As pessoas/colaboradores são frequentemente apontadas como o “elo mais fraco” numa estratégia de cibersegurança de uma empresa. Qual o papel que os CISOs deverão desempenhar nesta matéria?
As pessoas e o seu comportamento enquanto utilizadores de tecnologia são efectivamentemais fáceis de explorar que os sistemas informáticos. Por isso, os CISOs têm um papel fundamental, para compreender e melhorar a cultura da organização (nível de conhecimento e preparação) em termos de cibersegurança;para desenvolver programas de sensibilização em cibersegurança adequados à organização e actuais;para ministrar essa sensibilização e/ou treino e convidar especialistas em determinadas áreas (referências para passar melhor a mensagem).
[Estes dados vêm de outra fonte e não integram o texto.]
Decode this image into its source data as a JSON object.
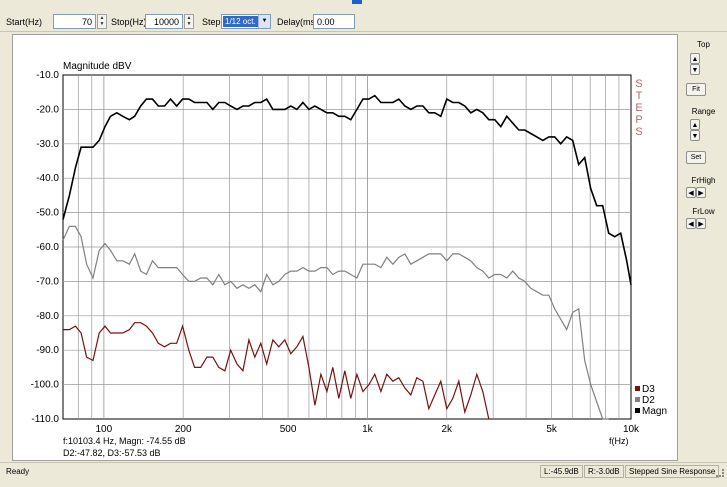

Mas também têm uma forte componente de monitorização dos resultados do programa de sensibilização (através de realização de campanhas internas de phishing, análise dos incidentes de segurança, inquéritos etc.), numa lógica de melhoria contínua, (actualizar os programas para fazer face às novas ameaças, bem como melhorar nas áreas com piores resultados). Um dos principais objectivos desta posição dentro das organizações e empresas passa por que sejam elementos activos, dinamizadores e de referência na organização no âmbito da segurança da informação.
Um ano depois do lançamento do quadro nacional de referência para a cibersegurança e do Webcheck, que avaliação e balanço é possível fazer da utilização destas ferramentas?
Decorrido um ano desde o seu lançamento, o WEBCHECK.PT foi utilizado na validação de mais de 18.000 domínios. Neste período, através do feedback recolhido bem como da avaliação periódica de alguns domínios, constatámos uma melhoria efectiva dos parâmetros de segurança associados às componentes de correio electrónico e de acesso a páginas de internet de variados domínios nacionais, muitos deles no âmbito da Administração Pública e resultantes de um trabalho de divulgação e acompanhamento da utilização da ferramenta junto de diversas entidades. Ainda no decorrer deste ano, e de modo a acompanhar a constante evolução dos standards e boas práticas de segurança a aplicar, serão disponibilizadas validações adicionais bem como novas recomendações técnicas que permitam orientar os elementos responsáveis pela sua implementação.